Anyone here familiar with AMS 2750C?
 
K

Kevin H

I haven't worked to AMS 2750 C (and don't have a access to a copy in my current position), so can't comment about its specific requirements. However in the job prior to this one, I did work to AMS specifications for Precipitation Hardening Steels, and I'd guess that the 2750 C requirements are similar or possibly flowed into the specifications we worked to. We were verifying the capability of the steel to perform to specification by heat treating tensile specimens. One of the first things I did after getting the position was get a temperature uniformity survey of the furnaces to verify their capability. They weren't. We ended up evaluating the effect of the nonuniformity - very luckily, it turned out to be false negatives - good material failed. It cost us time and money, but no bad product was reaching the customer.

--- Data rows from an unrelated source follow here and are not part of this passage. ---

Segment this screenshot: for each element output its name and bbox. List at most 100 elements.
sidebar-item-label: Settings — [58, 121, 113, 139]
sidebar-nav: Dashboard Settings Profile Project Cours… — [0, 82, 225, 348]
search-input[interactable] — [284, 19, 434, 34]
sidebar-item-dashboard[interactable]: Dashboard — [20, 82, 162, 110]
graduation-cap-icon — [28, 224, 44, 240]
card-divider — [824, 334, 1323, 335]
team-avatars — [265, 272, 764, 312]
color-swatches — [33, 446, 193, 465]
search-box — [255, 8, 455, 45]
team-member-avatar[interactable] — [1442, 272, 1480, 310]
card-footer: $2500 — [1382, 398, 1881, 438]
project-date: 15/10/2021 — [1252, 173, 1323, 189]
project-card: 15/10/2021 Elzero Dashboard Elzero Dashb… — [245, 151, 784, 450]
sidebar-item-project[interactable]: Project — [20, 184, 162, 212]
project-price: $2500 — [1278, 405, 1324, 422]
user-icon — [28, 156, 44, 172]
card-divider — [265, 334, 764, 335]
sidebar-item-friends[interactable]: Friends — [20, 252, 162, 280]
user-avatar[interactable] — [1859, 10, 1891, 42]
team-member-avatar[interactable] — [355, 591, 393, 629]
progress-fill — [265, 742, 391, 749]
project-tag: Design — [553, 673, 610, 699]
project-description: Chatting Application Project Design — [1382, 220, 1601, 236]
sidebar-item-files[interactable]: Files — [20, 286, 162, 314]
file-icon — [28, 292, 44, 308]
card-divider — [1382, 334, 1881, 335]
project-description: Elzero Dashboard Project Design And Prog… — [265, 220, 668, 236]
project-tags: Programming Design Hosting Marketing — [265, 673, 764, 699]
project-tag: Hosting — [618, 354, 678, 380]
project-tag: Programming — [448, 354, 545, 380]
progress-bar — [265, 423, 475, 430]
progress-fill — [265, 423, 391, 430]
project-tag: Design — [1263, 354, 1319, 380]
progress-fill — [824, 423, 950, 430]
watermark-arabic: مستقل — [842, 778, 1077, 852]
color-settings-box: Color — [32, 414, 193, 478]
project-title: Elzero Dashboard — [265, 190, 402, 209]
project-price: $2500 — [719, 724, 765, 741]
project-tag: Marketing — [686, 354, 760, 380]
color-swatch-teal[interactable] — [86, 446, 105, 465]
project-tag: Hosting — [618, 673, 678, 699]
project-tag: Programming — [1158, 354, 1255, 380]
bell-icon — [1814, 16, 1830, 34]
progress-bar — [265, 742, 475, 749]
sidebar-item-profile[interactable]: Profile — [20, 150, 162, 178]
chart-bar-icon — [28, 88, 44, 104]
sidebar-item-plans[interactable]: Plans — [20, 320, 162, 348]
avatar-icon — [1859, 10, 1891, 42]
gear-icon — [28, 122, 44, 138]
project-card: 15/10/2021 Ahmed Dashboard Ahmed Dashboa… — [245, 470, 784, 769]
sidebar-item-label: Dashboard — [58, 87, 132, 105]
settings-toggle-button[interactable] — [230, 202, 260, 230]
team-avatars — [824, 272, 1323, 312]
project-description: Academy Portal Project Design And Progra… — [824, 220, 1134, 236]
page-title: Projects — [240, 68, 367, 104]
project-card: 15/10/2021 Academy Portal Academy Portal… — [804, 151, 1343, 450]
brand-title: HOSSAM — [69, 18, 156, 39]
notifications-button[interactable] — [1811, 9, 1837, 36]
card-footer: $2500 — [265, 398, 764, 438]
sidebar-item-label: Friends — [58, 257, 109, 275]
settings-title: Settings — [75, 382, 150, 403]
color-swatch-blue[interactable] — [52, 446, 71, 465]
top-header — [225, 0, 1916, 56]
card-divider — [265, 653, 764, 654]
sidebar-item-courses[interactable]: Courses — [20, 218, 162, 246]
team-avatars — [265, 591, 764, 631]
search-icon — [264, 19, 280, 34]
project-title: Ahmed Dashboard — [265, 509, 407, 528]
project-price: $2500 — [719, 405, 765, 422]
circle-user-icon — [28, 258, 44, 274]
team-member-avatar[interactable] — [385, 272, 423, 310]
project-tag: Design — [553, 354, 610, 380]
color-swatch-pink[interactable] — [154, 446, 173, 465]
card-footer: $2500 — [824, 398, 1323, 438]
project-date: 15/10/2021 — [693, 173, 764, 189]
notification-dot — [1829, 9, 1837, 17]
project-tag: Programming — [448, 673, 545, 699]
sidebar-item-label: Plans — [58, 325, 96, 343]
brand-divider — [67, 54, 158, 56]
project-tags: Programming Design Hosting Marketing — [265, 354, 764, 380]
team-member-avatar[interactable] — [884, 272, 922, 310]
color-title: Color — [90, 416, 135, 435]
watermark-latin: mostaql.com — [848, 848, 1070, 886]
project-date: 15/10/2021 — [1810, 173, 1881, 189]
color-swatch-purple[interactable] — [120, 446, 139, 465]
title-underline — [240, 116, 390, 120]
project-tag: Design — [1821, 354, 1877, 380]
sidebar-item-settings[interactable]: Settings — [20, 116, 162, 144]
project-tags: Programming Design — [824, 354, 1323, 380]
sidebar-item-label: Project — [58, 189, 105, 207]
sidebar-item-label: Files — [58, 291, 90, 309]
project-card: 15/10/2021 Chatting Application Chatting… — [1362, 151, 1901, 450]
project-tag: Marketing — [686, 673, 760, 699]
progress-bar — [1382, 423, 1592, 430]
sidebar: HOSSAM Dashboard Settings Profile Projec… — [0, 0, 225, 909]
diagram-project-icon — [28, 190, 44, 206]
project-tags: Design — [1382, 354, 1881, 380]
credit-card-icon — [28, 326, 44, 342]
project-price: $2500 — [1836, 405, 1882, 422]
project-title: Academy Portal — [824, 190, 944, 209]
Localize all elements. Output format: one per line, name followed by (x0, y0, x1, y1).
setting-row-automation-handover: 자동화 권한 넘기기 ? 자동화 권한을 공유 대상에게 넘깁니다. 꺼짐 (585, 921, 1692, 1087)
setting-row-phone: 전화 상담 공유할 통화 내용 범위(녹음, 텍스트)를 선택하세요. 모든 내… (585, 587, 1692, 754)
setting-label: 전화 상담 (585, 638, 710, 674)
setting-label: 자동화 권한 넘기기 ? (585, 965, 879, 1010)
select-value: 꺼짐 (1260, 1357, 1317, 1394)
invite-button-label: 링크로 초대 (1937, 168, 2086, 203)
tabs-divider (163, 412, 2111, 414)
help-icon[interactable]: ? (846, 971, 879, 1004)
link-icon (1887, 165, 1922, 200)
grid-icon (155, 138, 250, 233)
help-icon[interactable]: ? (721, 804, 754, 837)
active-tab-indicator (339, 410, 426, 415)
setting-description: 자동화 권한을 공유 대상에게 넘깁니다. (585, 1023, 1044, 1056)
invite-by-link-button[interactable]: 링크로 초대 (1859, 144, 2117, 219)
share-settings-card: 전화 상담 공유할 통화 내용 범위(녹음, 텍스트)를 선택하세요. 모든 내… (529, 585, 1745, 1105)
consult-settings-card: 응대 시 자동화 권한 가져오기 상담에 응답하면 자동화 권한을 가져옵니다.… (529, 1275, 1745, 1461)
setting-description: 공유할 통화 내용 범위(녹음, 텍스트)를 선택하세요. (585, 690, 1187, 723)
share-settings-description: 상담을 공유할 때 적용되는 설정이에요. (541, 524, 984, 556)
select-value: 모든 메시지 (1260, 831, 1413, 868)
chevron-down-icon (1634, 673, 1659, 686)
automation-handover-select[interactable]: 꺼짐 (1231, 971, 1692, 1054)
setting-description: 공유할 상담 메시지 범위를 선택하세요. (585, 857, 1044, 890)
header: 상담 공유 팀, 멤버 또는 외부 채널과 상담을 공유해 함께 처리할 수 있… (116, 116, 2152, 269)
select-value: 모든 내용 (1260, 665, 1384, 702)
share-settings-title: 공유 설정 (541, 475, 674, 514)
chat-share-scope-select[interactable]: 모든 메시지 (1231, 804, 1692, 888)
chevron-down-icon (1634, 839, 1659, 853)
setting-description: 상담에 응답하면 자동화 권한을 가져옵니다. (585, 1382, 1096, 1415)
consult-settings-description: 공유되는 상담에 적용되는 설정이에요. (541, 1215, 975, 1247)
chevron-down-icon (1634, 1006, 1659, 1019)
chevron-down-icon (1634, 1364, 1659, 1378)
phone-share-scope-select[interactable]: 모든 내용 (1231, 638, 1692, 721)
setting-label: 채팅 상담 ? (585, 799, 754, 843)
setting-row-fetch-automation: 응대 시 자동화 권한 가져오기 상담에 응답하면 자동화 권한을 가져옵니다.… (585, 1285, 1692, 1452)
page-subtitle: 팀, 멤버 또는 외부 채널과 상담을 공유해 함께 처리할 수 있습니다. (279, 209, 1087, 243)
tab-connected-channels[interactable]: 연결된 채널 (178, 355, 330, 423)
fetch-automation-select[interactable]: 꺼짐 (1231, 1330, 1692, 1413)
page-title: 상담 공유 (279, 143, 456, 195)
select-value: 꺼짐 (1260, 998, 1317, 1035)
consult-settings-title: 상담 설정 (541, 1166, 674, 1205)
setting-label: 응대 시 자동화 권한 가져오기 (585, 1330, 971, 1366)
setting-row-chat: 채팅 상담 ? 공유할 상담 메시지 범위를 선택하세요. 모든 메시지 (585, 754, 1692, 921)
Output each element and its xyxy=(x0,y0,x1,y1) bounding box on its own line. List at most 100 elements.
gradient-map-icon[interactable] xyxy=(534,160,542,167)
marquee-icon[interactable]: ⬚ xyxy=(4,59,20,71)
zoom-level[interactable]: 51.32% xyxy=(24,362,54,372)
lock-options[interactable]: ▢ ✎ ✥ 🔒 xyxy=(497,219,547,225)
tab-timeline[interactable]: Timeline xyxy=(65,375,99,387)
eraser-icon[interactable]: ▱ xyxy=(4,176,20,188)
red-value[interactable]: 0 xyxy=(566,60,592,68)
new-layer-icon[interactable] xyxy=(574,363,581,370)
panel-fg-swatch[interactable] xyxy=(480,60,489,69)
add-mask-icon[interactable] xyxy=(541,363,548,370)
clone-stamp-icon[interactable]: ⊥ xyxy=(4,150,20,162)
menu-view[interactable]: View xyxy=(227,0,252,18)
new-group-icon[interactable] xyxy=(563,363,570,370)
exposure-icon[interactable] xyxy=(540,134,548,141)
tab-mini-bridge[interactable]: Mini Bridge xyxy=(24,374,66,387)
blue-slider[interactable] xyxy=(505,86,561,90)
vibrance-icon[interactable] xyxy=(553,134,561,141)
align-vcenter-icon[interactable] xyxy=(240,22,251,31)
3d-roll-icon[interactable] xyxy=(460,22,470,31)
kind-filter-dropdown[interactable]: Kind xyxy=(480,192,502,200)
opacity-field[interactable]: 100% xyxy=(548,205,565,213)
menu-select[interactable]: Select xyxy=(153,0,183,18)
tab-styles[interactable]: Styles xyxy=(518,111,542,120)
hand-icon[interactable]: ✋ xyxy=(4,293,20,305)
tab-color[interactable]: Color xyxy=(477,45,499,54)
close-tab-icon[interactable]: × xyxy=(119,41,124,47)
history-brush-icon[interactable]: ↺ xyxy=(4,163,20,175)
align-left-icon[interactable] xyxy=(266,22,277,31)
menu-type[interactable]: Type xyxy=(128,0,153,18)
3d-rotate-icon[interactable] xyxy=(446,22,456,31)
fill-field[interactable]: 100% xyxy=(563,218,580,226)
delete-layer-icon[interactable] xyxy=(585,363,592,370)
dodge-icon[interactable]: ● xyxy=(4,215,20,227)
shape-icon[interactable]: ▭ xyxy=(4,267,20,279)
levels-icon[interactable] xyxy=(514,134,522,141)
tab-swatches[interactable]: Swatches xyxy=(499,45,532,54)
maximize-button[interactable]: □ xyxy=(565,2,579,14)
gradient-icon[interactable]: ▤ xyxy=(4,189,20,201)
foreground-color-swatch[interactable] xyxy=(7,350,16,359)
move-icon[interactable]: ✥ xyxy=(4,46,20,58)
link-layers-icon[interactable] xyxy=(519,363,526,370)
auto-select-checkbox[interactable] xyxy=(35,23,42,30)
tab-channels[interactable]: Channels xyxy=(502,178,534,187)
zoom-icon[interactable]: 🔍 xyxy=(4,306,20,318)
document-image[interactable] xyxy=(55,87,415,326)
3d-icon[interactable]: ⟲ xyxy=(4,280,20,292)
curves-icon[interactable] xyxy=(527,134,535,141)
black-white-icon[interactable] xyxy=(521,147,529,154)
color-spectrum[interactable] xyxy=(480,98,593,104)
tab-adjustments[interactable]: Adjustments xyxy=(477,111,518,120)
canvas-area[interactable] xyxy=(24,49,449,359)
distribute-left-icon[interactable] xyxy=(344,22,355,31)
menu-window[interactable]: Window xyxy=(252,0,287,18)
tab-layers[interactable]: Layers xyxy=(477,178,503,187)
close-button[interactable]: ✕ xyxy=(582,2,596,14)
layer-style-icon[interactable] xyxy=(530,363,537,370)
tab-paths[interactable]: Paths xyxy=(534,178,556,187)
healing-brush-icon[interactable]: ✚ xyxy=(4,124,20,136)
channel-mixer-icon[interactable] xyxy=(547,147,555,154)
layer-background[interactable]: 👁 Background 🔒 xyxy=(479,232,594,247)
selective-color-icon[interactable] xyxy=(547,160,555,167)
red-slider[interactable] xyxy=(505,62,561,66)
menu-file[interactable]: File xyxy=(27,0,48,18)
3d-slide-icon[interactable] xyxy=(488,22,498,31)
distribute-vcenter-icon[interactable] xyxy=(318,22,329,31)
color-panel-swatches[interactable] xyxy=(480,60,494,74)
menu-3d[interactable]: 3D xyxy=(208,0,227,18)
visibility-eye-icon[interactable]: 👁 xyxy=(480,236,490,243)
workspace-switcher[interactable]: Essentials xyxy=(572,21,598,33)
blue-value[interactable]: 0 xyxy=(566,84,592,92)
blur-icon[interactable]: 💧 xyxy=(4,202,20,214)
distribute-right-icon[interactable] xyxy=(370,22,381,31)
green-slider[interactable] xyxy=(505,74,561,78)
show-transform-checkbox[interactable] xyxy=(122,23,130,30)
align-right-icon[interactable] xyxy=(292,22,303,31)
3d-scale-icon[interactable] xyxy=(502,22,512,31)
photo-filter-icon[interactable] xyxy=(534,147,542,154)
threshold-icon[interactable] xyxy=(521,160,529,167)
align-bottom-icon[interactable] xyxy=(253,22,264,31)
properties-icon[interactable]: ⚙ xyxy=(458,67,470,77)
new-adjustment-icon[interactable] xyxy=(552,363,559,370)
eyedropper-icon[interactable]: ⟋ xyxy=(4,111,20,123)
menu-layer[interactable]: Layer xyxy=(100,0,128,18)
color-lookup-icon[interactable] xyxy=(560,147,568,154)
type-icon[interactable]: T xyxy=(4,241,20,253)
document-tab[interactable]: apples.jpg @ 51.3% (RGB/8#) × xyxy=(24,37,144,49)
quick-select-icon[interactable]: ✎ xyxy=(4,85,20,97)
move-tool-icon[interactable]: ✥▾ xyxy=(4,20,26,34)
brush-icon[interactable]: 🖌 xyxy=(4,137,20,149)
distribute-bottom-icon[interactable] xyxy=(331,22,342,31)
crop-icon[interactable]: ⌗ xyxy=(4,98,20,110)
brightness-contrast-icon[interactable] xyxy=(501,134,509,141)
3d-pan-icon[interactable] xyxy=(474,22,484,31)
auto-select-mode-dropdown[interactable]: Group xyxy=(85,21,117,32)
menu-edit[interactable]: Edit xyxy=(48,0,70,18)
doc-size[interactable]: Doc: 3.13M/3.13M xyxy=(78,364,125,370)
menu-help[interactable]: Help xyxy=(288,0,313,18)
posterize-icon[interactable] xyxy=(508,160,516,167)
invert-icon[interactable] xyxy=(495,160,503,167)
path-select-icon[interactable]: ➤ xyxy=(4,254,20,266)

Based on the uniformity survey, we reduced the effective working volume of the furnaces to the area that did meet the uniformity requirements and limped along for about a year. During that time I submitted and got approved a capital project to purchase and install a new furnace capable of meeting the heat treating requirements.

Personally, before I'd use a furnace for an aerospace application that had failed uniformity, I'd make certain it was repaired and as part of the repairs would require verification of the uniformity. 2 jobs ago (13 years) we were a tier 3 or possibly tier 4 to aerospace among other industries. One of our raw materials could be used make the alloys used to make turbine blades. We had to have basically infinite record retention, because when a turbine failed it was traced all the way back to the raw materials. I personally wouldn't want to be the engineer who didn't follow something exactly in that instance.

Maybe not the most exact answer, but hope it helps a bit.